Fortunately, you can do something about them.
They are microbeads. A September 2015 editorial published in Environmental Science and Technology1 (EST) describes them as plastic fragments ranging from 5 micrometers (about the size of a red blood cell) to 1 millimeter (the head of a pin).
Made from synthetic polymers including polyethylene, polylactic acid, polypropylene, polystyrene, and polyethylene terephthalate, they are added to hundreds of products.
Their usual purpose is to help the chemicals in products that clean or scrub surfaces. So they are common in face washes, body washes, cosmetics, and cleaning supplies.
Such products used to contain natural substances such as pumice, oatmeal, or walnut husks, but since these are expensive, microbeads increasingly fill the bill.
Once they scrub your face or countertop, these miniscule plastic bits do not, unfortunately, disappear.
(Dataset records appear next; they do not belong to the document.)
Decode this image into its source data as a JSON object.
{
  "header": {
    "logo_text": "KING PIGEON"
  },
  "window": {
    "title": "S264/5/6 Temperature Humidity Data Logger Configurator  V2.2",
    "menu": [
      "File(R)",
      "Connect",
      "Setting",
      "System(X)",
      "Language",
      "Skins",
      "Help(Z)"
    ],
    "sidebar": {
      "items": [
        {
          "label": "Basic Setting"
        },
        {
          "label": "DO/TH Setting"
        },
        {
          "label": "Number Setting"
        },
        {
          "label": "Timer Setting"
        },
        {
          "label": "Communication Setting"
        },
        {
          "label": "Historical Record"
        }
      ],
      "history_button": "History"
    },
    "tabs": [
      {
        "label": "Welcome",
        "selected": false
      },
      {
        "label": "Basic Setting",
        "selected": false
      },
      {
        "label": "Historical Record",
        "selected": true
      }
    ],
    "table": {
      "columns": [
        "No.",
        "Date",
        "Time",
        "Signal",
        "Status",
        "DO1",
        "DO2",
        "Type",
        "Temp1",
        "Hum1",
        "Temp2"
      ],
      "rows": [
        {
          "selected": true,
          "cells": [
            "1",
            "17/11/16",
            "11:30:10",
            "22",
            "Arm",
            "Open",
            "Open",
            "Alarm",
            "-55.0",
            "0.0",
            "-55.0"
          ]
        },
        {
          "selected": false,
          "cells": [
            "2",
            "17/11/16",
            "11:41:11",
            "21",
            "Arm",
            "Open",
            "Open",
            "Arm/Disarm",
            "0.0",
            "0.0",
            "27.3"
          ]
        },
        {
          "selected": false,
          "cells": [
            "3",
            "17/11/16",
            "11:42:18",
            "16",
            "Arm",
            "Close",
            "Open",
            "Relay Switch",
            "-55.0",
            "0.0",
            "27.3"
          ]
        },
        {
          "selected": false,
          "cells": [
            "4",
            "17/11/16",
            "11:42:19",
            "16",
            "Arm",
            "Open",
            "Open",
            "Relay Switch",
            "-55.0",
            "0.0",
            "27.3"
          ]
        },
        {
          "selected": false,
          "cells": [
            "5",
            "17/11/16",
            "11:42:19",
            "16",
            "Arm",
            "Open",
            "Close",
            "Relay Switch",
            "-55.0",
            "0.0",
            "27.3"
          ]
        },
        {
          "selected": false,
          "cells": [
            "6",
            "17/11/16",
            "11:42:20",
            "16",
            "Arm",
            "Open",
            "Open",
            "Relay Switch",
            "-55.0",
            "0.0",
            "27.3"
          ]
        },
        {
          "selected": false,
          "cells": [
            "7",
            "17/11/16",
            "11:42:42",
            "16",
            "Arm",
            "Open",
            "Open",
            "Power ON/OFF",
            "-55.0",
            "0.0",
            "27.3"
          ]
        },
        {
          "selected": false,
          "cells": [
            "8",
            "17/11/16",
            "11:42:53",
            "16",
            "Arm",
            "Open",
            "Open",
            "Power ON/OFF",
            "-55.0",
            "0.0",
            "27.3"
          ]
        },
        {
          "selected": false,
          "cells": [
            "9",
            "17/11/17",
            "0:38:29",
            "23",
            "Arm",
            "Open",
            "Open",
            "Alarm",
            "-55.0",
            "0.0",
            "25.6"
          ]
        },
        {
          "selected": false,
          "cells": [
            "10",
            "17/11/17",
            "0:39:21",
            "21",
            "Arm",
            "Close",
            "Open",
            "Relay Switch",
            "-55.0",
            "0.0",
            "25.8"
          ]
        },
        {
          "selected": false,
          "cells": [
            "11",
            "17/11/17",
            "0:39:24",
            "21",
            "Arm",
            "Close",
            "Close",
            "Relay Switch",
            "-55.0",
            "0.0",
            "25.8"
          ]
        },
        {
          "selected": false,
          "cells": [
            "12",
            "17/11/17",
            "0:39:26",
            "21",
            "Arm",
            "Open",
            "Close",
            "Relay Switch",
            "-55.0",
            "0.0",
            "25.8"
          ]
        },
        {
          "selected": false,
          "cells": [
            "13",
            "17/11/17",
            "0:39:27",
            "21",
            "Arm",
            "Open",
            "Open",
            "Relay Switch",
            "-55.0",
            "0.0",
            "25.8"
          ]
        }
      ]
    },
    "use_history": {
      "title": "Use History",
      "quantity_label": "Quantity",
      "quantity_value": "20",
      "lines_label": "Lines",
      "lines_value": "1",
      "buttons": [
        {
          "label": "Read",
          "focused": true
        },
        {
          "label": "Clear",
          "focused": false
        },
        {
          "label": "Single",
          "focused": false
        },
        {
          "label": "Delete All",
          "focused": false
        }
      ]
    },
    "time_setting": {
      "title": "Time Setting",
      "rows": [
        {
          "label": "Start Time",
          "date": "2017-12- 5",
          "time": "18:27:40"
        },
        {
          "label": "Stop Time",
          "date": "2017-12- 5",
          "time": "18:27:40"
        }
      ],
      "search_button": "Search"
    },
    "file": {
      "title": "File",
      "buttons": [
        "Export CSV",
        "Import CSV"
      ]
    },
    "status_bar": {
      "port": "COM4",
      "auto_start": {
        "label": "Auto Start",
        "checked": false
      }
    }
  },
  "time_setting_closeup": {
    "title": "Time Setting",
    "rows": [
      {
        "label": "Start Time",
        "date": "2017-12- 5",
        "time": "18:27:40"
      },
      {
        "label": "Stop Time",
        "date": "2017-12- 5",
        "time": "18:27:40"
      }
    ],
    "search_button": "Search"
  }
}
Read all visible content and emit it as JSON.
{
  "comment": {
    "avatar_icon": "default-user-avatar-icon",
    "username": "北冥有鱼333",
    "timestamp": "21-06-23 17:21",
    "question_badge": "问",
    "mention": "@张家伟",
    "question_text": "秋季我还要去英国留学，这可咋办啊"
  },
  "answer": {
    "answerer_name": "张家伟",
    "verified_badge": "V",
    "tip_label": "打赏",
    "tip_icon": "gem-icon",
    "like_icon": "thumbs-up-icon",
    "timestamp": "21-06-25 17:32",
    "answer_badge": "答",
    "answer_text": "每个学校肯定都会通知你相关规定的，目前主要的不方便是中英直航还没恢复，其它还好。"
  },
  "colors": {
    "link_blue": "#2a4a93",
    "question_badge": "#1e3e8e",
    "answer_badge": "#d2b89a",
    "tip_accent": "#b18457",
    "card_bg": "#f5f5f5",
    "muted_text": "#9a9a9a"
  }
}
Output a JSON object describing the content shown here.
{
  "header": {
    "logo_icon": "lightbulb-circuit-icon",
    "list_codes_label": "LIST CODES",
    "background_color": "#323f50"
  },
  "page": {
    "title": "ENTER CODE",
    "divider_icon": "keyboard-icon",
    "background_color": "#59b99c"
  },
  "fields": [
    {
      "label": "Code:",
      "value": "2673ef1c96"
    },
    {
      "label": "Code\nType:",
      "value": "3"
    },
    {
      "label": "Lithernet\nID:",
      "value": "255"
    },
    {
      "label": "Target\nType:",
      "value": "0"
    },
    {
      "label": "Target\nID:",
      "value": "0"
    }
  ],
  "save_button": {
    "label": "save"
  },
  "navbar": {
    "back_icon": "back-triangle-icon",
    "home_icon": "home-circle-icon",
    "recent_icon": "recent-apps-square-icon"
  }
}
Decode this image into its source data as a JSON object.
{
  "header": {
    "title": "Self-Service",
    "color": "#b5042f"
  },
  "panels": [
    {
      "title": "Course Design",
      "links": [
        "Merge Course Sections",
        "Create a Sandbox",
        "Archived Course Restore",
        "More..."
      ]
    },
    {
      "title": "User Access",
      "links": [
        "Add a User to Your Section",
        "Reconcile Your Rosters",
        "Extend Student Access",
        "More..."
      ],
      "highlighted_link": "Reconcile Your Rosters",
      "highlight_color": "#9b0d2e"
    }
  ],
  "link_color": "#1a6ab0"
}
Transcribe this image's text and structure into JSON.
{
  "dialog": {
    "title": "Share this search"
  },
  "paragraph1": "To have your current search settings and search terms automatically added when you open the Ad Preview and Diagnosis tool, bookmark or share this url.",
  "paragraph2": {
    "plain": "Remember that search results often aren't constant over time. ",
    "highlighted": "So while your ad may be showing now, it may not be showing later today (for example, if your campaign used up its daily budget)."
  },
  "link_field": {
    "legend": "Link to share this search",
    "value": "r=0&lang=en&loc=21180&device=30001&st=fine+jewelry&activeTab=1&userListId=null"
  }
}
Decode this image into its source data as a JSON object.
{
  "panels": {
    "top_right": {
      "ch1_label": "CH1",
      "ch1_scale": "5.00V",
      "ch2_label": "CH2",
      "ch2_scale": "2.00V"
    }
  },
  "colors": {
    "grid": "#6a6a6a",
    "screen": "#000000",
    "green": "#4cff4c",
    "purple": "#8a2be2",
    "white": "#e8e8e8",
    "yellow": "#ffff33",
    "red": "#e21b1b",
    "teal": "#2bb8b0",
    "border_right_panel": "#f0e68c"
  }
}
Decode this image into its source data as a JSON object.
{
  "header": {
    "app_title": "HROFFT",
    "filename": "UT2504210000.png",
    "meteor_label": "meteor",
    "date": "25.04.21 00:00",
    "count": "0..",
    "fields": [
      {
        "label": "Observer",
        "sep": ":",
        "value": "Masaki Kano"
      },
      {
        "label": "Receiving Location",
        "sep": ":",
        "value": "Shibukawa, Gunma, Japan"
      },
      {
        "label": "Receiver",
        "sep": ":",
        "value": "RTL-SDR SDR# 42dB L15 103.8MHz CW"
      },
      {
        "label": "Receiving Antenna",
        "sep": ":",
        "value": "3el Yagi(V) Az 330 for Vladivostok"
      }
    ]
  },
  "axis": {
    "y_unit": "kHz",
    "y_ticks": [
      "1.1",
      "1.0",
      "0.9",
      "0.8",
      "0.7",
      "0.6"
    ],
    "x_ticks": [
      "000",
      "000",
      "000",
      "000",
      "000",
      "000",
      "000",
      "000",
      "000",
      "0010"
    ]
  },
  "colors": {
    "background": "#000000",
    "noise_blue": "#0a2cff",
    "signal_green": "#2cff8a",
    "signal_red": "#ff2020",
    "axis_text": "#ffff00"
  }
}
The EST report states:
“Microbeads are designed to be discarded down the drain. Because of their small size, some microbeads are littered into the environment via final effluent or biosolids (sewage sludge) from wastewater treatment plants… and have become one of the many types of microplastic debris reported in aquatic habitats.”
You’d think that before adding hundreds of trillions of synthetic, indigestible, potentially toxic particles to the environment each day, someone somewhere would have investigated whether this was a good idea.
After all, ecosystems are food chains in which large creatures eat smaller ones, so the whole edifice depends upon a natural, healthful foundation.
According to the International Campaign Against Microbeads in Cosmetics:
“Marine species are unable to distinguish between food and microplastics and therefore indiscriminately feed on microplastics. In an overview published for the Convention on Biological Diversity, it was shown that over 663 different species were negatively impacted by marine debris with approximately 11 percent of reported cases specifically related to the ingestion of microplastics. Some species of fish excrete plastic easily, but others do not and so accumulate plastic internally. To cite one study: Around 35 percent of 670 fish examined (total of six species) had microplastics in their stomachs.”
There are no definitive studies on direct effects to human beings from ingesting microbeads or seafood that has eaten microbeads.
But leached materials in plastics have been shown to disrupt endocrine systems, which in turn can lead to a wide variety of diseases including cancer and diseases of the kidney and prostate.2
Since wastewater plants are not typically designed to filter out microbeads, the EST report’s authors say the only practical solution is to ban their use.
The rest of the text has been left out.